When I joined Sandvik back in 2017 we were right in the middle of upgrading our Configuration Manager environment from SCCM 2007 to SCCM Current Branch. This was a huge project in which we invested a lot of money and time into with our delivery partner.

We finally pulled through. Everyone involved in the project did a huge effort to get us there, from the SCCM delivery team/technicians to local IT. This was our first step towards the future for our clients and this meant we could start working on Windows 10.

Configuration Manager and deploying applications were however still somewhat of a struggle for us. Every other time we did a large deployment we had to deploy in waves, spend a lot of time and effort into not “killing” the slower sites which often meant deploying on weird hours and asking users to leave their machines on during the night at the office. It happened more than one time that we had to pull the plug on deployments since we were consuming all the bandwidth in the network for some sites, even the bigger ones. We did have a peer-to-peer solution, but it was not spread out to all sites and machines.

We had to fix this.

Since we had moved to SCCM CB a lot of new opportunists opened up (maybe not from day one though) which meant that we actually had tools in our toolbox to solve this in a new way, such as Branch Cache and Peer Cache (which in them self are not new functions).

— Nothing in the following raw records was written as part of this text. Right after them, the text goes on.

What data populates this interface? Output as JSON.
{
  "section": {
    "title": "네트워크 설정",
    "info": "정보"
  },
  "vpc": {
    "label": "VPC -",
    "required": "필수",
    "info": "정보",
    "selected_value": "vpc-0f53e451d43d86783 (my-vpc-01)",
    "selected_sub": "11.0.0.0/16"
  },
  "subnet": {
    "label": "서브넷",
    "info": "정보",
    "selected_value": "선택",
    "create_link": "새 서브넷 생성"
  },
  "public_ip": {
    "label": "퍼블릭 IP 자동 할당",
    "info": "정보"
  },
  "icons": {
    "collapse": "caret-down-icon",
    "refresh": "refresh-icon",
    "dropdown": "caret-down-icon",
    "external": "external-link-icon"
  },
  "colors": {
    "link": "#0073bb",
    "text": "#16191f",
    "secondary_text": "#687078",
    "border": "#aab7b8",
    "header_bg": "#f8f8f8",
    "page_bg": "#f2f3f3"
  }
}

We decided to start with Branch Cache since our biggest problem was application distribution. We piloted the Branch Cache at a few sites to see if we actually could gain something from this, and the results were really promising so we started deploying this throughout our whole environment, starting with the most prioritized sites without local distribution points and then over to all sites. When Branch Cache was widely deployed, we scaled down our 1E Nomad solution and eventually removed it.

We managed to do the following bigger things without causing network interference and seeing Branch Cache being utilized.

  • Deploy Office 365 ProPlus update to > 25 000 computers
  • Deploy Windows 10 feature update to > 18 000 computers

And then we had the one we are most proud of to date. We deployed Teams to > 25 000 users, with utilization in Branch Cache of 70%. This is our best number so far for applications, and then we are not yet using phased deployments in Config Manager.

Our next step right now is to get Peer Cache out on a few sites, especially sites with bad connections to the closest distribution point. The reason we want to get Peer Cache out in the environment is to ease PxE installation on our smaller/remote sites. In parallel to this, we are also investigating how we could utilize LEDBAT for the traffic between our SCCM servers. This, however, requires that our SCCM servers are running at least Windows Server 2016 and we are not completely there yet. But there is still a lot of time left during 2019!

The take away from this

The biggest takeaway, Branch Cache works, and it works really well. If you have not yet started to investigate Branch Cache, I would advise you to do so. This has saved us a lot of headache and time since we can now deploy with great confidence that we will not disturb our critical business systems with our traffic which might not be as critical. The fact that we have managed to reduce the WAN traffic with up to 70% for larger deployments has improved the trust of other teams that we can deploy things in a disturbance-free way.

I also want to point out that our team of technicians and architects has done tremendous work making this possible.